This post was originally published on this site
NMC founder and former co-chairman Bavaguthu Raghuram Shetty (L) meeting the U.K. ambassador to the U.A.E., Patrick Moody.
The crisis engulfing NMC Health took another twist on Wednesday after a Czech activist investor said it would not take a strategic stake in the FTSE 100 health-care operator unless it brought back founder and co-chairman Bavaguthu Raghuram Shetty, just days after the Indian billionaire quit the board.
Prague-based Krupa Global Investments, which is headed by chairman Pavol Krupa and owns one million shares in NMC NMC, -7.63%, said the current situation was “not in line with its strategy to take a significant stake,” but said it was ready to “renew negotiations of acquiring [a] strategic stake” if Shetty and the prominent Emirati Butti family return to top management.
“Mr. B.R. Shetty and [the] Butti family built the NMC Health company on the basis of their good know-how and their good relationships in [the] Middle East, so KGI considers these recent top management representatives’ resignations as unacceptable and this move is not correct in our opinion,” KGI said in a statement on its website.
Shares in NMC, the worst performer in the FTSE 100 index so far this year, fell 4.5% on Wednesday at 10:10 a.m. GMT in London. NMC is the largest health-care provider in the Middle East.
Shetty stepped down as co-chairman of NMC on Monday after the company said he had misreported the size of his shareholding. Last week, the company revealed that Shetty’s stake and those of his two Emirati partners — Saeed Bin Butti Al Qebaisi and Khalifa Bin Butti Al Muhairi — had also been “incorrectly reported.”
U.K. regulators have started an investigation into the size of their shareholdings.
On Tuesday, NMC said its board “remains disappointed” in the disclosures made by Shetty and pressed his advisers to “ascertain the correct legal position in relation to his ownership of Ordinary Shares without further delay.”
NMC has been in crisis since December 2019 when U.S. short seller Muddy Waters launched a 34- page report raising “serious doubts” about the group’s finances.
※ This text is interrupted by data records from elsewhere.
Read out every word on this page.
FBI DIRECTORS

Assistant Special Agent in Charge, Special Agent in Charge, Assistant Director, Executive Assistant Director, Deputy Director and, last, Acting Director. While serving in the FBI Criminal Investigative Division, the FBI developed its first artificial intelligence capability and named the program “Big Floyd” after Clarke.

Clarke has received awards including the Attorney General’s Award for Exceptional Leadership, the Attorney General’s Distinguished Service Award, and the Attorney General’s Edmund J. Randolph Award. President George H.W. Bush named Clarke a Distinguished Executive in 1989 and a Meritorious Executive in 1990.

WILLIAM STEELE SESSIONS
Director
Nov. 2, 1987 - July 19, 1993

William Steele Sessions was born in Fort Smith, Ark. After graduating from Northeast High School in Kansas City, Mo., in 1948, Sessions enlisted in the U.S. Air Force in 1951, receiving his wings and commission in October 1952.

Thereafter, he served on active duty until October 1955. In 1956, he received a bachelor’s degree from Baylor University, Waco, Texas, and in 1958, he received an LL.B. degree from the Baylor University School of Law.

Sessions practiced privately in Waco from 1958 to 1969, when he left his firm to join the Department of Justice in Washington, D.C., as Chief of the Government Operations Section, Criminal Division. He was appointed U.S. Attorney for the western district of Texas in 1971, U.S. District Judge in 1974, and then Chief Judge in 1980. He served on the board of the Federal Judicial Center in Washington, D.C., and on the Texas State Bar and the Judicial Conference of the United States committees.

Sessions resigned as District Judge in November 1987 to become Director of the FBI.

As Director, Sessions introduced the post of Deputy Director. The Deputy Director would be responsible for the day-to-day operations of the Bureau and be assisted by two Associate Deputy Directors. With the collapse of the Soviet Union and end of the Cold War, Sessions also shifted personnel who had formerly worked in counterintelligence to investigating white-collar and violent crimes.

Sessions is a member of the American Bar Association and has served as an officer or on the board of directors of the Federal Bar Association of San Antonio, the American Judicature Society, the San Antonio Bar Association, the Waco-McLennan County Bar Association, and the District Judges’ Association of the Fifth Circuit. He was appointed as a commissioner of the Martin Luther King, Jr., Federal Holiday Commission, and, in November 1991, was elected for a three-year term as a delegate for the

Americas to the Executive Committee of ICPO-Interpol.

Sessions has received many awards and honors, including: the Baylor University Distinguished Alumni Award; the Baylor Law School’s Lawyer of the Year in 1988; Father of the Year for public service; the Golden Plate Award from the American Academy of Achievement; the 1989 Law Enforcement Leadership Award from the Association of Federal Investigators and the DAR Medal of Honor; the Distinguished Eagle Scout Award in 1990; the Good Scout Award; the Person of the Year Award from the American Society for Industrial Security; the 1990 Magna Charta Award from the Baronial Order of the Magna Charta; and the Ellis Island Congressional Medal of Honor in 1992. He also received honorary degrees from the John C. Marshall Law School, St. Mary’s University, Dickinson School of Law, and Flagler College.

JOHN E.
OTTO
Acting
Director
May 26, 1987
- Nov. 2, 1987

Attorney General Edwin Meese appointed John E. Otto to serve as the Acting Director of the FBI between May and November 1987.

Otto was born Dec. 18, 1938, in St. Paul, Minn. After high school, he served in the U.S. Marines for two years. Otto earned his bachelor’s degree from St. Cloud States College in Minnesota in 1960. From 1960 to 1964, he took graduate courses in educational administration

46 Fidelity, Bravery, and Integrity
NMC denied the allegations and has recruited former Federal Bureau of Investigation director Louis Freeh to carry out an independent investigation.
KGI said on Feb. 12 that it had held talks with a “strong private-equity group” about taking a strategic stake in NMC or “securing financing” for Shetty, but didn’t name the buyout firm.
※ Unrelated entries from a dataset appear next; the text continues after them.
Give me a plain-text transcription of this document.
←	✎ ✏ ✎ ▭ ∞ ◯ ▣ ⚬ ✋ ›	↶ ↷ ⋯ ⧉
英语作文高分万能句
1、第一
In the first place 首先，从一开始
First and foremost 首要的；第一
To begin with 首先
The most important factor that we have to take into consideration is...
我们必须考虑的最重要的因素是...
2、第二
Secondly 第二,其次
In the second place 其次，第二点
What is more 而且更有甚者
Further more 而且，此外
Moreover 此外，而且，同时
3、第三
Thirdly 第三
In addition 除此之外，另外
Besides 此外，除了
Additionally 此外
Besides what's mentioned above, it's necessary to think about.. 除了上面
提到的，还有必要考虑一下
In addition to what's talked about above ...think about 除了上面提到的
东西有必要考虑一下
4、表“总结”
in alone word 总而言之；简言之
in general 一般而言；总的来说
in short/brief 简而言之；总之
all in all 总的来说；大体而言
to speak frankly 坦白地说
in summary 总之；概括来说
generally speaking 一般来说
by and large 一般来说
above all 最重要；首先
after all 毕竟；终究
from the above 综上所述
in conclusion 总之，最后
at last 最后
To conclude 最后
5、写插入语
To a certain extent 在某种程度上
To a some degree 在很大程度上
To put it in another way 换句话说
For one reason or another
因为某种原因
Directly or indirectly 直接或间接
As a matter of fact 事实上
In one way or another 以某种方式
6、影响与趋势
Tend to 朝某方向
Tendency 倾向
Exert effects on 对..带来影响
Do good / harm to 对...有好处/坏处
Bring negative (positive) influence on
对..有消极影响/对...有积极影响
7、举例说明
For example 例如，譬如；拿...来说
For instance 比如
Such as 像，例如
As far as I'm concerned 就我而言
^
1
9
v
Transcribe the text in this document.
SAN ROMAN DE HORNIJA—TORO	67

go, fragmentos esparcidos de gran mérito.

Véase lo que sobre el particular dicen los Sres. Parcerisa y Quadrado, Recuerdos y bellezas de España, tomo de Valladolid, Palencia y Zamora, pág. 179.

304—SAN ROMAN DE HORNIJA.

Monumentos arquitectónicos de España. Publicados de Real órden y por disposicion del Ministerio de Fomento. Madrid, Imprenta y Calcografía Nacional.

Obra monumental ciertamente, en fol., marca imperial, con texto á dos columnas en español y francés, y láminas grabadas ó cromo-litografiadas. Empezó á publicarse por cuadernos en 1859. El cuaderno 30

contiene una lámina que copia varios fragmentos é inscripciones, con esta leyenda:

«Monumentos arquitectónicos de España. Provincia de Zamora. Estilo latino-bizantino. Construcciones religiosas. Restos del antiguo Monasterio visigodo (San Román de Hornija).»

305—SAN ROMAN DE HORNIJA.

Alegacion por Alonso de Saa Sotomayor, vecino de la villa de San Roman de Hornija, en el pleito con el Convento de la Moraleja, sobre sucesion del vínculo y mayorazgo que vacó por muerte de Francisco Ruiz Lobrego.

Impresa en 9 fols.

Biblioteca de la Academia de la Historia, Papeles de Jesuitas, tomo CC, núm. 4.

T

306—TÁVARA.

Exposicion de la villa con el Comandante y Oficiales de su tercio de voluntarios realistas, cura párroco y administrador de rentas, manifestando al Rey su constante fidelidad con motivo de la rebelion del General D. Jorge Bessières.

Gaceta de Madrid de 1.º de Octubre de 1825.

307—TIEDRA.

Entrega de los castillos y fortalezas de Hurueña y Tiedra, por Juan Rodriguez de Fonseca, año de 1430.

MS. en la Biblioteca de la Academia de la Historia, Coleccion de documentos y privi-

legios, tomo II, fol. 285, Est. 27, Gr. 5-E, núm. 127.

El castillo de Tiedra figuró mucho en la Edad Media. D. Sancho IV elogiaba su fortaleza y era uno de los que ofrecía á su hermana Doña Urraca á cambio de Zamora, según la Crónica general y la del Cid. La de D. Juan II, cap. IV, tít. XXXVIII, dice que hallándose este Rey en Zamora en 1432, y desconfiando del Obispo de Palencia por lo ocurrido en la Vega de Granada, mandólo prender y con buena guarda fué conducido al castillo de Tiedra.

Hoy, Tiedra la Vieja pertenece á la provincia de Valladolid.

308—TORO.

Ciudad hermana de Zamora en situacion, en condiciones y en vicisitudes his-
Just days earlier, Krupa kicked off a Twitter quarrel with Muddy Waters when the Czech activist said it was preparing to lodge a complaint with the U.K.’s Financial Conduct Authority and the FBI in the U.S. against Muddy Waters.
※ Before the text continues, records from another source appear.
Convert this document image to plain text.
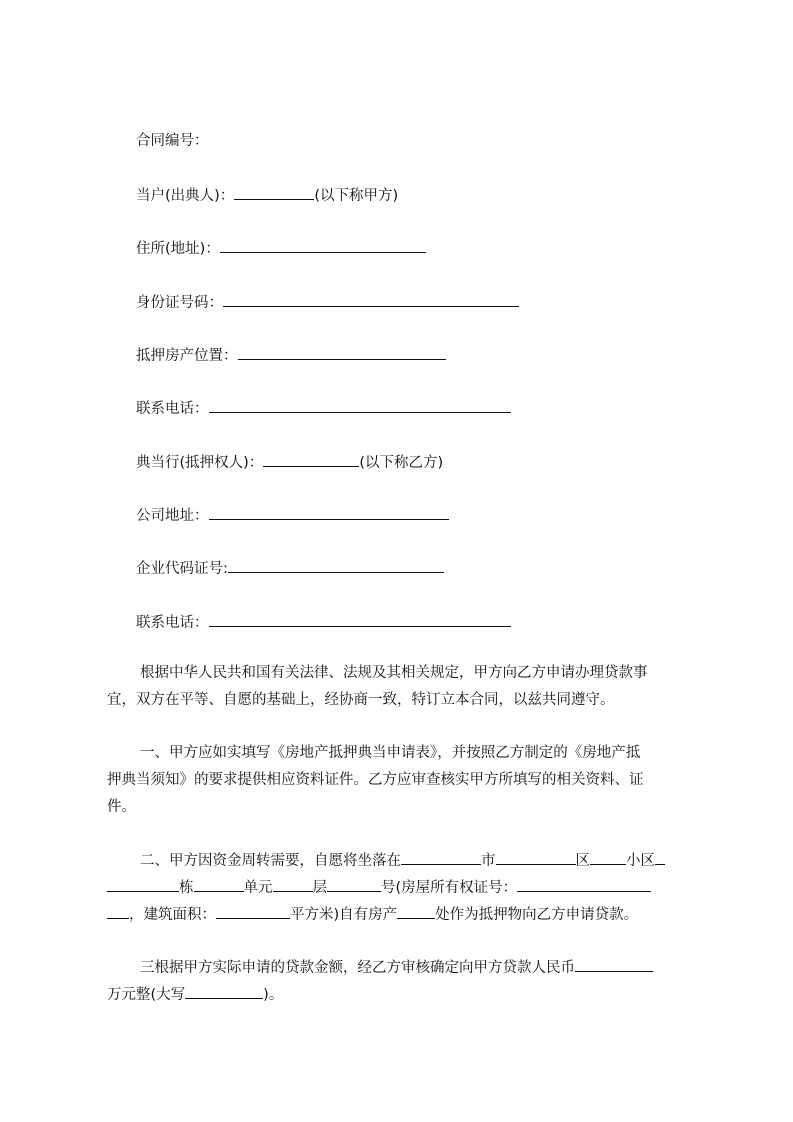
合同编号：
当户(出典人)：	(以下称甲方)
住所(地址)：
身份证号码：
抵押房产位置：
联系电话：
典当行(抵押权人)：	(以下称乙方)
公司地址：
企业代码证号:
联系电话：
根据中华人民共和国有关法律、法规及其相关规定，甲方向乙方申请办理贷款事
宜，双方在平等、自愿的基础上，经协商一致，特订立本合同，以兹共同遵守。
一、甲方应如实填写《房地产抵押典当申请表》，并按照乙方制定的《房地产抵
押典当须知》的要求提供相应资料证件。乙方应审查核实甲方所填写的相关资料、证
件。
二、甲方因资金周转需要，自愿将坐落在	市	区 小区
栋	单元	层	号(房屋所有权证号：
，建筑面积：	平方米)自有房产	处作为抵押物向乙方申请贷款。
三根据甲方实际申请的贷款金额，经乙方审核确定向甲方贷款人民币
万元整(大写	)。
Krupa had alleged that Muddy Waters was publishing “misleading and manipulative information” on companies like NMC Health and Burford Capital.
Muddy Waters, which is headed by Carson Block, hit back at Krupa’s allegations in a tweet, saying: “Muddy Waters Capital LLC wishes to respond formally to accusations publicly leveled against it today — by a fund nobody has ever heard of.”
The tweet added: “Stupid is as stupid does.”
On Wednesday, Krupa said that in a few days it would “present outcomes of our meeting with NMC and our strategy going forward in open letter to all shareholders.”